Buongiorno specchietti!

Oggi, giornata della memoria, noi del blog Libririflessi abbiamo deciso di dedicare una delle nostre giornate a tema al ricordo di queste tremenda tragedia.
In questo post abbiamo quindi deciso di mettere, immagini, frasi, poesie, recensioni, e quant'altro che ci aiutassero a capire, riflettere, e conoscere quegli eventi.

Tutti sappiamo che cosa indica il giorno della memoria, e i tristi eventi che vengono ricordati. Ma perché proprio il 27 gennaio? Che cosa è successo in questa data? Vediamo di approfondirlo un po’.
Il 17 gennaio del 1945 le truppe sovietiche dell’Armata rossa arrivarono presso la città polacca di Auschwitz, scoprendo il campo di concentramento e liberando i superstiti. Ad Auschwitz pochi giorni prima i nazisti si erano ritirati portando al loro seguito tutti i prigionieri sani, molti dei quali morirono durante la marcia.
Con l’apertura dei cancelli di Auschwitz venne mostrata al mondo intero l’entità della tragedia, attraverso gli strumenti di tortura e annientamento che erano utilizzati.

La scelta del 27 gennaio in ricordo dell’Olocausto è stata indicata come data ufficiale il 1° novembre del 2005 dall'Assemblea generale della Nazioni Unite.



Ed ora una poesia:
E' troppo difficile non sentirsi scossi dopo aver letto la semplicità lacerante di queste parole. Immagini  forte e incisive, capaci di trafiggere.
Parole crude e  capaci di far percepire l'orrore di questa tragedia.

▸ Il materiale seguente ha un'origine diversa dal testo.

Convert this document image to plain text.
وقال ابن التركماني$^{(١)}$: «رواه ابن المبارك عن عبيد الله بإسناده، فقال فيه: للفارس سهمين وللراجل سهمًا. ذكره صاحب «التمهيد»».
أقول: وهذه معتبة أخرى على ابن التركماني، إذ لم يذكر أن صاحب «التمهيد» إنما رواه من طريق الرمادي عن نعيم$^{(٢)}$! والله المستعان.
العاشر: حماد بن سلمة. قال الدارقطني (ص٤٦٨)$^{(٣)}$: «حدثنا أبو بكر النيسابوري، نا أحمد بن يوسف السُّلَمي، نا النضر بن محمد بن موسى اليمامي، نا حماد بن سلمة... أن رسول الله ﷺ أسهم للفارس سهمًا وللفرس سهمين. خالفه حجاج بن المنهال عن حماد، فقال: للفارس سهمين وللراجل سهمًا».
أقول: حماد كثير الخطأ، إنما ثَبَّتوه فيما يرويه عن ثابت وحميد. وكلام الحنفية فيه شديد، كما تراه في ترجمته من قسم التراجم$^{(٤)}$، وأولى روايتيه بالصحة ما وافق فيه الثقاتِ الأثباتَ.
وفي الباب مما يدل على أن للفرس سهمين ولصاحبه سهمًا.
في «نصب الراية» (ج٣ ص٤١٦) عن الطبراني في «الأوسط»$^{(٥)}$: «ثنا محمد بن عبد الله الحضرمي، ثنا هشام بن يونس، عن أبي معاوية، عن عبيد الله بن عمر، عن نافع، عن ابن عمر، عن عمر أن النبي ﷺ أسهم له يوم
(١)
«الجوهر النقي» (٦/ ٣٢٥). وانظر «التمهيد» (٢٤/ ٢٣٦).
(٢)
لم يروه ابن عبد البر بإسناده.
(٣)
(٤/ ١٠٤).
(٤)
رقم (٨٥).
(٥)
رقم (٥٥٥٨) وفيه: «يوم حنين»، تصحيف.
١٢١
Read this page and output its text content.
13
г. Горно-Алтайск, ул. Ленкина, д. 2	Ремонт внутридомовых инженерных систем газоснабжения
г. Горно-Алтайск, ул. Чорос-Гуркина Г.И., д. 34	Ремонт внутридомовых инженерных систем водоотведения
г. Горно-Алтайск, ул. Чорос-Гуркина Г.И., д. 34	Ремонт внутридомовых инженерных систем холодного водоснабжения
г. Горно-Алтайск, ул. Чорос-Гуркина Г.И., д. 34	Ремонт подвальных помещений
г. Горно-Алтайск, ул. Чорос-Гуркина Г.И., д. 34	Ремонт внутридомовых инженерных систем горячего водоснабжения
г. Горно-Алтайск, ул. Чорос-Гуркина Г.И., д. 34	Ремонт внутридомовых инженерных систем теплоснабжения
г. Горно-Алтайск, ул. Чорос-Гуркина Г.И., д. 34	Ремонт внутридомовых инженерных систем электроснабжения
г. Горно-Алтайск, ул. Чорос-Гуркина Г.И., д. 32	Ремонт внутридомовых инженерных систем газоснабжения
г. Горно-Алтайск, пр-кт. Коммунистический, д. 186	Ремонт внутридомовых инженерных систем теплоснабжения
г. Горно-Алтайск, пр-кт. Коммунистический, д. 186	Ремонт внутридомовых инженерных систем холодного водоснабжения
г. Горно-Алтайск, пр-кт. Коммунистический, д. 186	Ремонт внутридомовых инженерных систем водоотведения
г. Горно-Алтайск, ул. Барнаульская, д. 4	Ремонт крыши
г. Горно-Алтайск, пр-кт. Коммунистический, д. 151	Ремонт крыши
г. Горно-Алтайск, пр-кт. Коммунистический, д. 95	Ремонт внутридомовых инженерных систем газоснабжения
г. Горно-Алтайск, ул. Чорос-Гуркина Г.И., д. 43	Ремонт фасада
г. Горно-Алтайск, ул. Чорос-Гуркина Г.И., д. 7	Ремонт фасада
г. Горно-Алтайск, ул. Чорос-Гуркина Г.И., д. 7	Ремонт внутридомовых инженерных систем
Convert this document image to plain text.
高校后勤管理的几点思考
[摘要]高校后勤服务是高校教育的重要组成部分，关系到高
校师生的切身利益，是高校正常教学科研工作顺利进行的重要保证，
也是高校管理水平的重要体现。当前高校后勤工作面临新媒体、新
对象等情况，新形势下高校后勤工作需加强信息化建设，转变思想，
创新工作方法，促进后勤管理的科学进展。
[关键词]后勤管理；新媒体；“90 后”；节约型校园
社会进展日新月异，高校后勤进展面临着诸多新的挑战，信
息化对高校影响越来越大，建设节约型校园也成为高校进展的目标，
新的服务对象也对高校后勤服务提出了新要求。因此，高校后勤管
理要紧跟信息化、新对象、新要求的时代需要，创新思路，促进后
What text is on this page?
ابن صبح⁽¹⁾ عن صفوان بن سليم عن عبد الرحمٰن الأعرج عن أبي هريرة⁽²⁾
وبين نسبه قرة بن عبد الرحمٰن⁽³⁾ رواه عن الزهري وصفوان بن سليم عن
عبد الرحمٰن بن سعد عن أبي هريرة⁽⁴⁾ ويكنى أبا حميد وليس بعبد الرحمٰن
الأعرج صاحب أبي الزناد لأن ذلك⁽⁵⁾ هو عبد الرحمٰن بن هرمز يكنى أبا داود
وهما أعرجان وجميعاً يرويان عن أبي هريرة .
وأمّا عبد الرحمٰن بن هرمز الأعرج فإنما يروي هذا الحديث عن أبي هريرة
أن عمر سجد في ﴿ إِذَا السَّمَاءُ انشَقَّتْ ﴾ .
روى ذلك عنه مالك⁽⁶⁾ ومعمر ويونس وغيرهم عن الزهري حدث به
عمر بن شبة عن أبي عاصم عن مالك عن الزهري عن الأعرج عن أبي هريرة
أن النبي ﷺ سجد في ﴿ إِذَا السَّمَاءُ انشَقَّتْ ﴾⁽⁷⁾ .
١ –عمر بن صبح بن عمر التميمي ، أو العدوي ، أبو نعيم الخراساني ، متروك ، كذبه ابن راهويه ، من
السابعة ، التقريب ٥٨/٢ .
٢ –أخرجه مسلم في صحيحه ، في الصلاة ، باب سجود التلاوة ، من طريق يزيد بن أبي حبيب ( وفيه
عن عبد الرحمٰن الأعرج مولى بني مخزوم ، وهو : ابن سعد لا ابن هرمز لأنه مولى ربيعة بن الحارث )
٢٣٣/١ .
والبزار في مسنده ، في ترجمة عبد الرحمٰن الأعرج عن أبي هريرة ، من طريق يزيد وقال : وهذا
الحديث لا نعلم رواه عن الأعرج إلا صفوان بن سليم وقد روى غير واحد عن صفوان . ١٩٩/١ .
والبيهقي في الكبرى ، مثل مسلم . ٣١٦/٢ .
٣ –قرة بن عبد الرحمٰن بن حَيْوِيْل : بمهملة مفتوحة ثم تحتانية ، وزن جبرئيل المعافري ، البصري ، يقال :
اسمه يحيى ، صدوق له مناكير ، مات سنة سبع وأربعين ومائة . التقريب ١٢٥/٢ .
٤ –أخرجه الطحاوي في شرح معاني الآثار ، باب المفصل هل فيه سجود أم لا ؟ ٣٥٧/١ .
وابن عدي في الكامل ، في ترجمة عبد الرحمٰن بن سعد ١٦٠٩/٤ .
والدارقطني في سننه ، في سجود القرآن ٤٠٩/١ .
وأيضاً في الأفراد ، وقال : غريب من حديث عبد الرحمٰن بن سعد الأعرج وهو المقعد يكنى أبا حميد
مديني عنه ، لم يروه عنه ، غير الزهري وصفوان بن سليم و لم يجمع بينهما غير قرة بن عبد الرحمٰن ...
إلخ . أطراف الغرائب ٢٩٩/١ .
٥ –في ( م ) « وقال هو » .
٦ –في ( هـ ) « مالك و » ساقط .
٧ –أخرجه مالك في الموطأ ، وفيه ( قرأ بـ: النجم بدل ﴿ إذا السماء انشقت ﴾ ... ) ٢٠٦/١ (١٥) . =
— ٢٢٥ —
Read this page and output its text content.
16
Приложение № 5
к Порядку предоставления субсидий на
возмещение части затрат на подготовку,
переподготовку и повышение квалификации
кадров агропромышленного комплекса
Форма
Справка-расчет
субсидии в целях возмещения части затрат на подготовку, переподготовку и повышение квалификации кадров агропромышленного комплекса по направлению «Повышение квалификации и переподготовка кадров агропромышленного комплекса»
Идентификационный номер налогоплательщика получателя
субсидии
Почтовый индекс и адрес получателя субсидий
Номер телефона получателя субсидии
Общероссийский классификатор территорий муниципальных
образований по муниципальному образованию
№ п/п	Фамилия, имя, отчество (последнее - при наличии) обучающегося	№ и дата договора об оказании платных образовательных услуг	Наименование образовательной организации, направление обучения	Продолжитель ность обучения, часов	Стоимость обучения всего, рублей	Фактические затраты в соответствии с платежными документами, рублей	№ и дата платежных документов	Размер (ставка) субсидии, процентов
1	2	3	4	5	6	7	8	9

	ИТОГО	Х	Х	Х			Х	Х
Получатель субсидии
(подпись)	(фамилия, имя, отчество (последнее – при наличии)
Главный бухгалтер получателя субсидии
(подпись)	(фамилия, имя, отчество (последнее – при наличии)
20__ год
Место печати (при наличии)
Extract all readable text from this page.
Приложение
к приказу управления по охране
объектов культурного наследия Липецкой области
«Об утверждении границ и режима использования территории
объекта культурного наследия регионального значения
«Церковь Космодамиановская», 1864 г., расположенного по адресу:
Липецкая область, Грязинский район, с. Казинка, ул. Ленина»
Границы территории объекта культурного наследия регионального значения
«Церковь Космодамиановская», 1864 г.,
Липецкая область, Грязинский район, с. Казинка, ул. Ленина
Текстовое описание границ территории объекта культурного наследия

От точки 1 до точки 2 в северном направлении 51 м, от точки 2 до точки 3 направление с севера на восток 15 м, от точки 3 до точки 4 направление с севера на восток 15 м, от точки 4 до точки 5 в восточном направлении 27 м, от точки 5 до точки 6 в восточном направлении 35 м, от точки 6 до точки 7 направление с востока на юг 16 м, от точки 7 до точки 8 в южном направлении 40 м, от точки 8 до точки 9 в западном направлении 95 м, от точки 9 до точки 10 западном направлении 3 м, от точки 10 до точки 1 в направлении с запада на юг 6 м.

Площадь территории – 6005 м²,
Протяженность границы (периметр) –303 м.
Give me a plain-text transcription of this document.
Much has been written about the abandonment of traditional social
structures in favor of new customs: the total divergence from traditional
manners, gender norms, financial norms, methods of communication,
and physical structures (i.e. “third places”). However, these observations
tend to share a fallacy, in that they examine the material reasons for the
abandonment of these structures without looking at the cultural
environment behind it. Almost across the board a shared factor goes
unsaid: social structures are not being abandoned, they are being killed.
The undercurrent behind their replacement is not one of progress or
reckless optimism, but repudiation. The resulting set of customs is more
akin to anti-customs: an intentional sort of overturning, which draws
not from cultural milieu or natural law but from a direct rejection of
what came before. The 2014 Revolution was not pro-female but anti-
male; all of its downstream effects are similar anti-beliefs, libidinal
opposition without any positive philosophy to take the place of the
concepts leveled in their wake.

C'È UN PAIO DI SCARPETTE ROSSE


C'è un paio di scarpette rosse
numero ventiquattro
quasi nuove:
sulla suola interna si vede ancora la marca di fabbrica
Schulze Monaco
c'è un paio di scarpette rosse
in cima a un mucchio di scarpette infantili
a Buchenwald
più in là c'è un mucchio di riccioli biondi

di ciocche nere e castane
a Buchenwald
servivano a far coperte per i soldati
non si sprecava nulla
e i bimbi li spogliavano e li radevano
prima di spingerli nelle camere a gas
c'è un paio di scarpette rosse
di scarpette rosse per la domenica
a Buchenwald
erano di un bimbo di tre anni
forse di tre anni e mezzo
chi sa di che colore erano gli occhi
bruciati nei forni
ma il suo pianto lo possiamo immaginare
si sa come piangono i bambini
anche i suoi piedini

li possiamo immaginare
scarpa numero ventiquattro
per l'eternità
perché i piedini dei bambini morti non crescono
c'è un paio di scarpette rosse
a Buchenwald
quasi nuove
perché i piedini dei bambini morti
non consumano le suole...



-Iris-



“Il progresso, lungi dal consentire il cambiamento, dipende dalla capacità di ricordare… Coloro che non sanno ricordare il passato sono condannati a ripeterlo.”

George Santayana

-wonderful fragment°



         "La vita è una cosa splendida e grande, più tardi dovremmo costruire un mondo completamente nuovo.
      A ogni nuovo crimine o orrore dovremmo opporre un nuovo pezzetto di amore e di bontà che avremo conquistato in noi stessi."